The premium characteristics of the M-lenses are the outstanding performance, the full metal mount, the manual operation and the compact size. The combination of compact size and high image quality is now an unusual one. Recent introductions by Zeiss and by Leica itself (for the SL- and T-cameras) indicate a trend to ever larger physical volumes. The small physical volume limits the optical evolution of the rangefinder designs.

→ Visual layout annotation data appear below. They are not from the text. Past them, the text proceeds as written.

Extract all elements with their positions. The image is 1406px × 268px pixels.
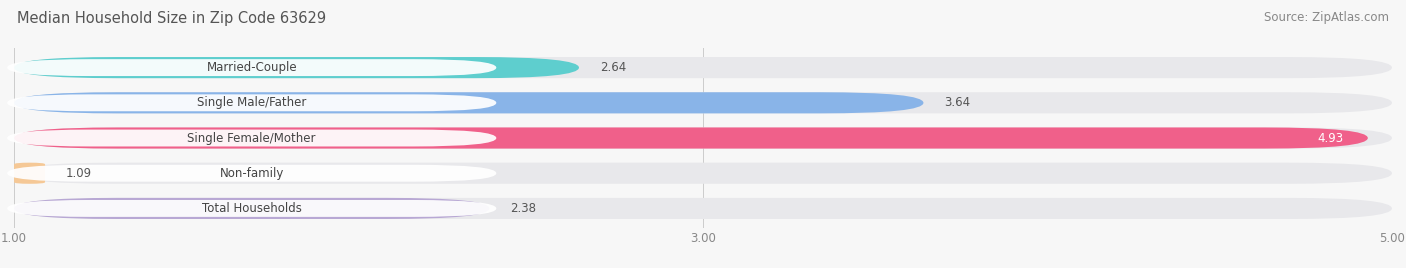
FancyBboxPatch shape	[14, 163, 45, 184]
FancyBboxPatch shape	[14, 198, 1392, 219]
FancyBboxPatch shape	[14, 128, 1368, 148]
FancyBboxPatch shape	[7, 59, 496, 76]
Text: 3.64: 3.64	[945, 96, 970, 109]
FancyBboxPatch shape	[7, 94, 496, 111]
FancyBboxPatch shape	[14, 92, 1392, 113]
FancyBboxPatch shape	[7, 165, 496, 182]
Text: 1.09: 1.09	[66, 167, 91, 180]
Text: Source: ZipAtlas.com: Source: ZipAtlas.com	[1264, 11, 1389, 24]
Text: Median Household Size in Zip Code 63629: Median Household Size in Zip Code 63629	[17, 11, 326, 26]
FancyBboxPatch shape	[7, 129, 496, 147]
Text: Total Households: Total Households	[202, 202, 302, 215]
FancyBboxPatch shape	[14, 163, 1392, 184]
FancyBboxPatch shape	[14, 57, 579, 78]
Text: Single Male/Father: Single Male/Father	[197, 96, 307, 109]
Text: 2.38: 2.38	[510, 202, 536, 215]
Text: Non-family: Non-family	[219, 167, 284, 180]
Text: 2.64: 2.64	[600, 61, 626, 74]
FancyBboxPatch shape	[7, 200, 496, 217]
FancyBboxPatch shape	[14, 128, 1392, 148]
FancyBboxPatch shape	[14, 92, 924, 113]
FancyBboxPatch shape	[14, 57, 1392, 78]
Text: Married-Couple: Married-Couple	[207, 61, 297, 74]
Text: 4.93: 4.93	[1317, 132, 1344, 144]
FancyBboxPatch shape	[14, 198, 489, 219]
Text: Single Female/Mother: Single Female/Mother	[187, 132, 316, 144]
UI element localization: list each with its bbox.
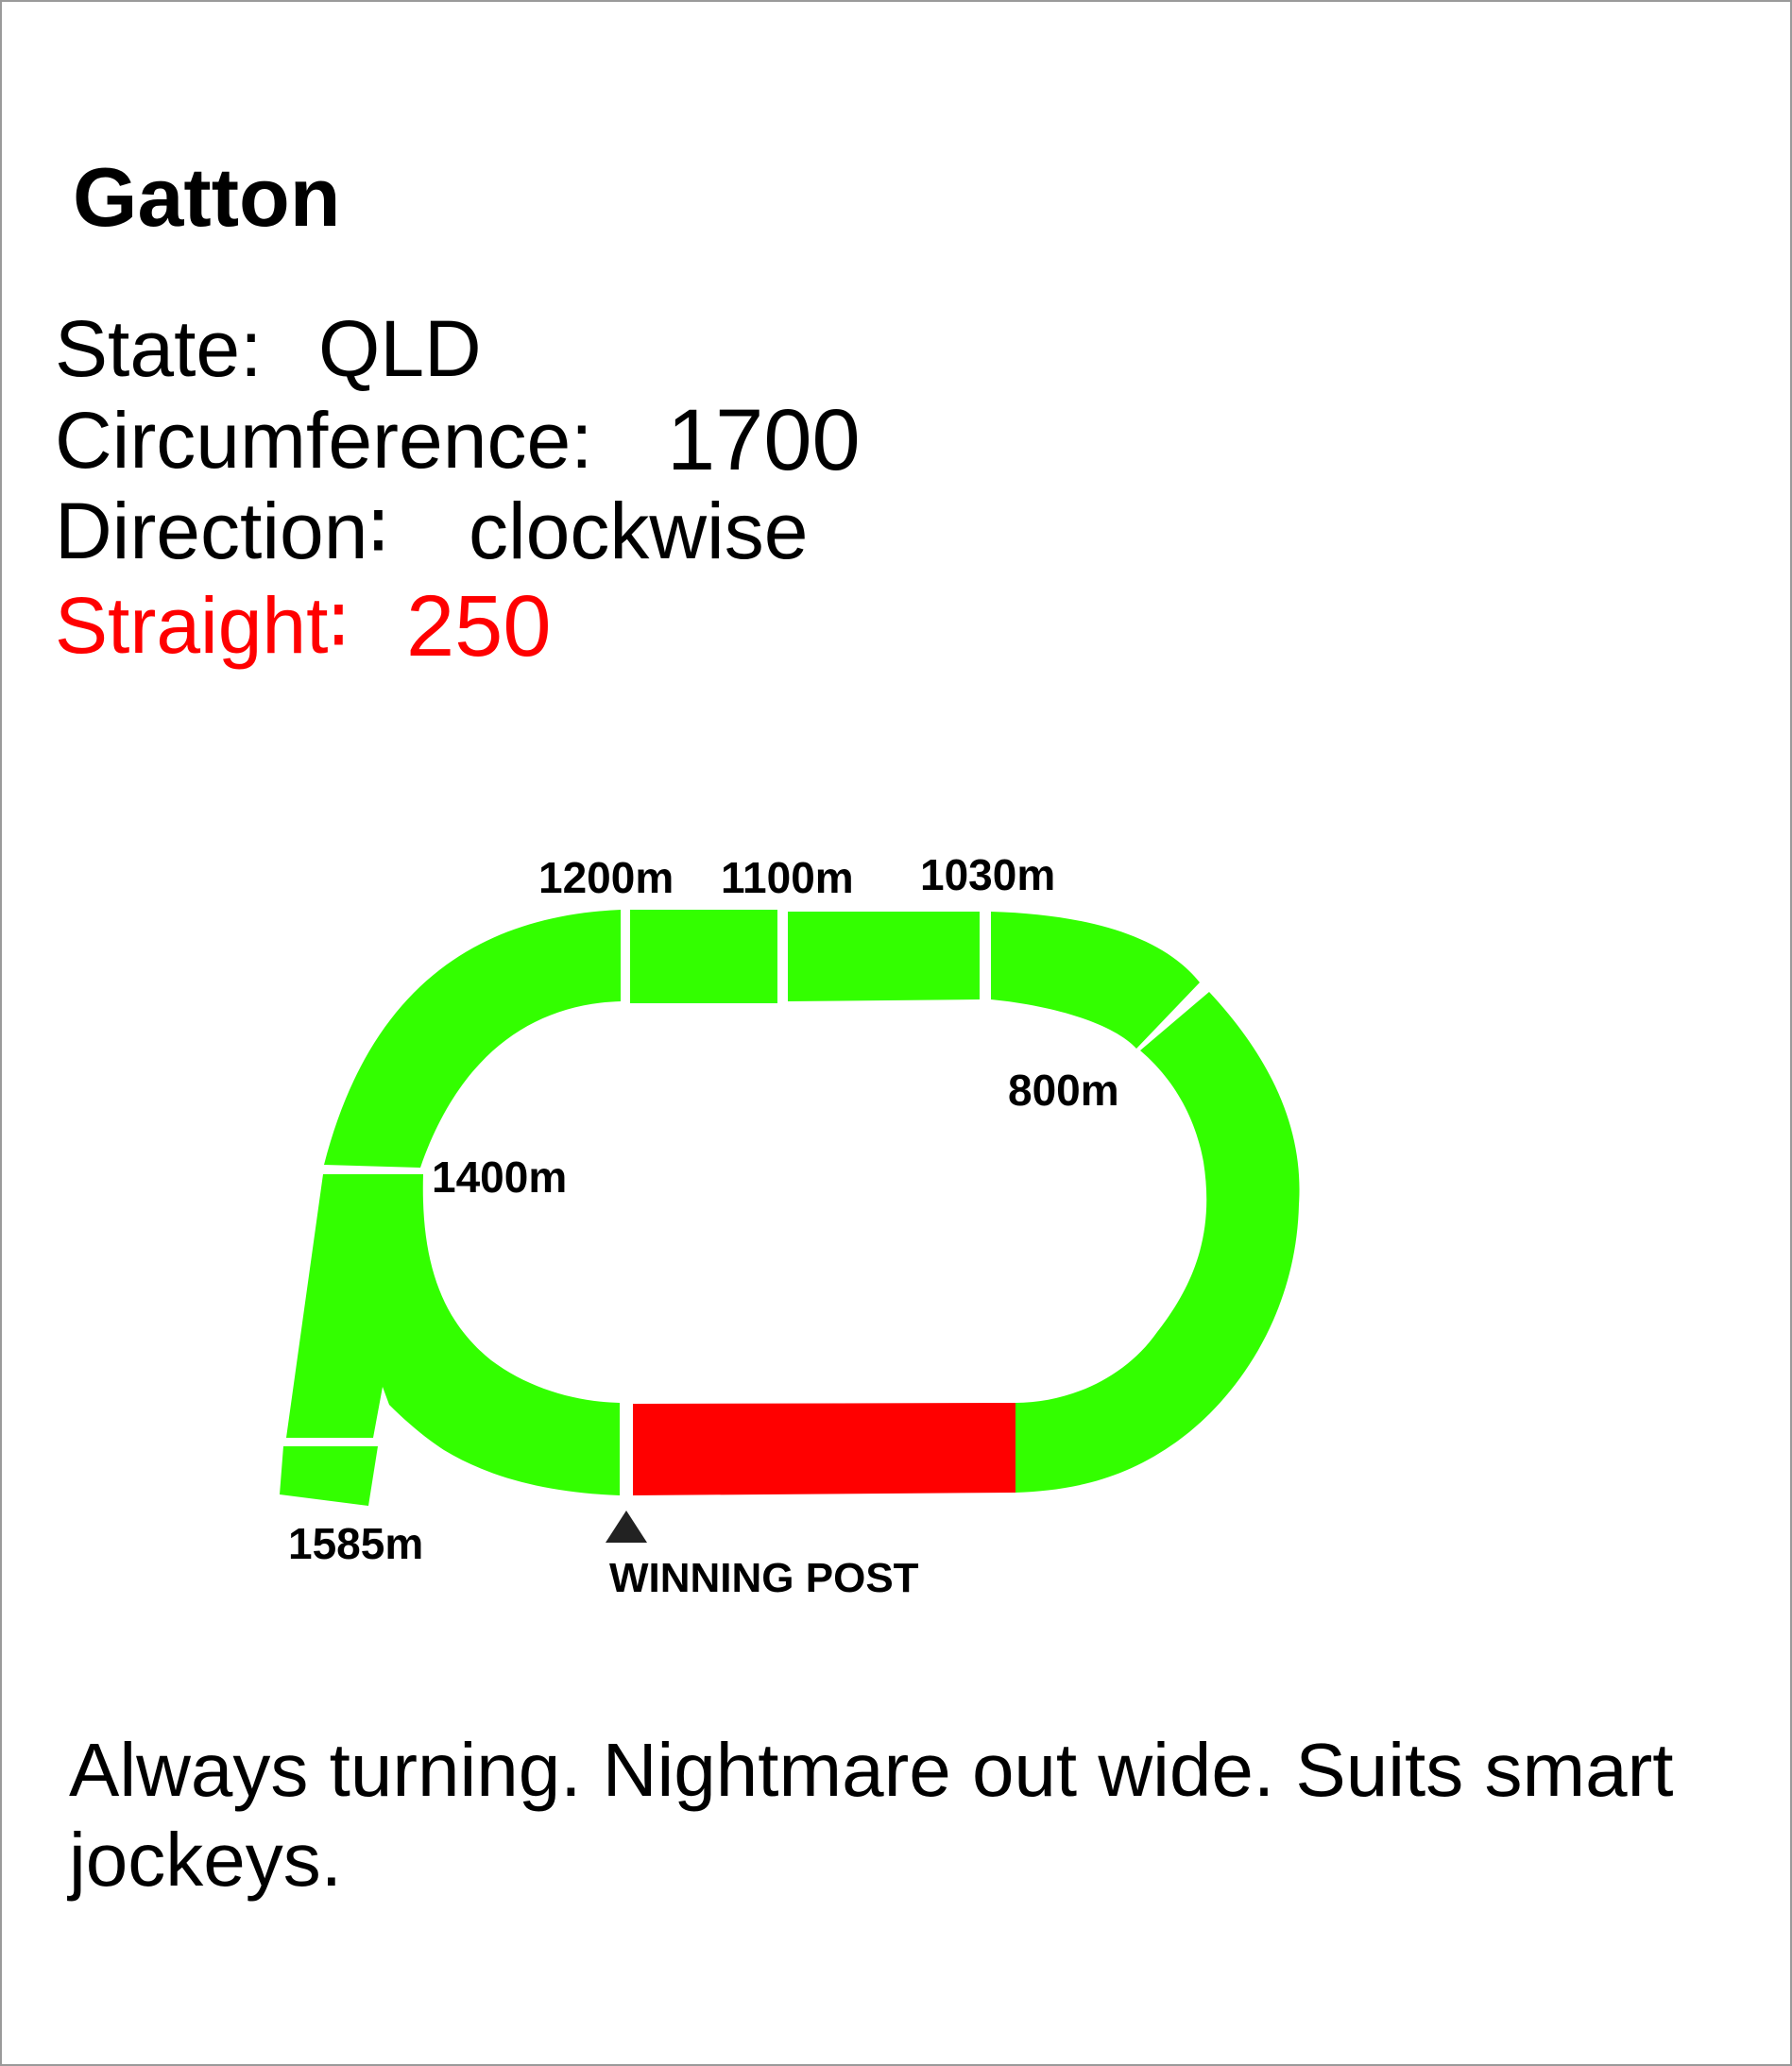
straight-row: Straight∶ 250 bbox=[55, 583, 552, 670]
track-segment-chute-1585 bbox=[280, 1446, 378, 1506]
direction-value: clockwise bbox=[469, 487, 809, 575]
winning-post-marker bbox=[606, 1511, 647, 1543]
straight-label: Straight∶ bbox=[55, 581, 350, 670]
marker-1030m-label: 1030m bbox=[920, 850, 1055, 899]
straight-value: 250 bbox=[406, 578, 552, 674]
track-segment-turn-bottom-left bbox=[286, 1174, 620, 1495]
state-value: QLD bbox=[318, 304, 482, 393]
track-segment-home-turn bbox=[1015, 992, 1300, 1493]
track-title: Gatton bbox=[73, 150, 341, 244]
circumference-row: Circumference: 1700 bbox=[55, 397, 861, 484]
direction-label: Direction∶ bbox=[55, 487, 389, 575]
marker-1400m-label: 1400m bbox=[432, 1153, 567, 1202]
marker-1100m-label: 1100m bbox=[721, 853, 854, 902]
state-row: State: QLD bbox=[55, 309, 482, 388]
track-segment-1030-800 bbox=[991, 912, 1200, 1049]
track-segment-1200-1100 bbox=[630, 910, 777, 1003]
marker-1200m-label: 1200m bbox=[538, 853, 674, 902]
track-segment-turn-top-left bbox=[324, 910, 621, 1168]
circumference-value: 1700 bbox=[667, 392, 861, 488]
track-segment-1100-1030 bbox=[788, 912, 980, 1001]
marker-800m-label: 800m bbox=[1008, 1066, 1119, 1115]
direction-row: Direction∶ clockwise bbox=[55, 491, 808, 571]
state-label: State: bbox=[55, 304, 263, 393]
marker-1585m-label: 1585m bbox=[288, 1519, 423, 1568]
track-straight-home bbox=[633, 1403, 1015, 1495]
circumference-label: Circumference: bbox=[55, 396, 593, 485]
track-note: Always turning. Nightmare out wide. Suit… bbox=[69, 1728, 1674, 1902]
winning-post-label: WINNING POST bbox=[609, 1555, 919, 1601]
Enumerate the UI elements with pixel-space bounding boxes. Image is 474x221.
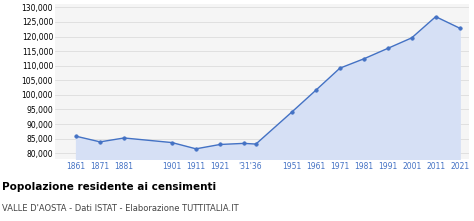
Text: Popolazione residente ai censimenti: Popolazione residente ai censimenti xyxy=(2,182,217,192)
Text: VALLE D'AOSTA - Dati ISTAT - Elaborazione TUTTITALIA.IT: VALLE D'AOSTA - Dati ISTAT - Elaborazion… xyxy=(2,204,239,213)
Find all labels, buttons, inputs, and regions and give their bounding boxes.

The current designs have already a performance profile that most users have difficulty to fully exploit. At medium apertures the standard lenses are capable of a useful limiting resolution between 100 and 120 lp/mm (measured with the microscope on low speed microfilm, developed in Spur Nanospeed). This translates into a spot of about 0.0042 mm. A 24 x 36 mm sensor would need to have about 40 million pixels to record reliably this high resolution. Presumably 50 million pixels would be required because of the moiré effects at high resolutions. The Leica M-lens however should not be valued only for the high resolution potential, but for the clarity and smoothness of the reproduced details and gradation in the mid-range of spatial frequencies. Any audio aficionado knows that it makes no sense to look only for the high-frequency response of the equipment.
The Leica rangefinder user should however accept that higher levels of performance will be introduced more gradually for M-lenses in the future. The true advances in optical design will be introduced in the modern opto-mechatronic devices, like the Leica T- and SL- systems.

The complexity of photographic lenses has increased substantially in recent times. A high-speed-high-performance lens, like the Zeiss Otus has twelve elements in ten groups. A comparable lens for the Leica T (1.4/35 mm) has also twelve elements (including two aspherical surfaces) in eight groups. A zoom lens foo the Leica SL has 23 elements and seven moving groups. It is nearly impossible to handle this complexity with the help of the Seidel coefficients or the thin lens approach. The additional mechanical and electronic complexity (image stabilization, autofocus movements), including the analysis of the required accuracy and manufacturing tolerances can only be handled with the help of computer programs. The price for this added complexity is size! Lenses for the Leica M CRF are not as complex, but their physical constraints ask much of the designer to create high quality designs.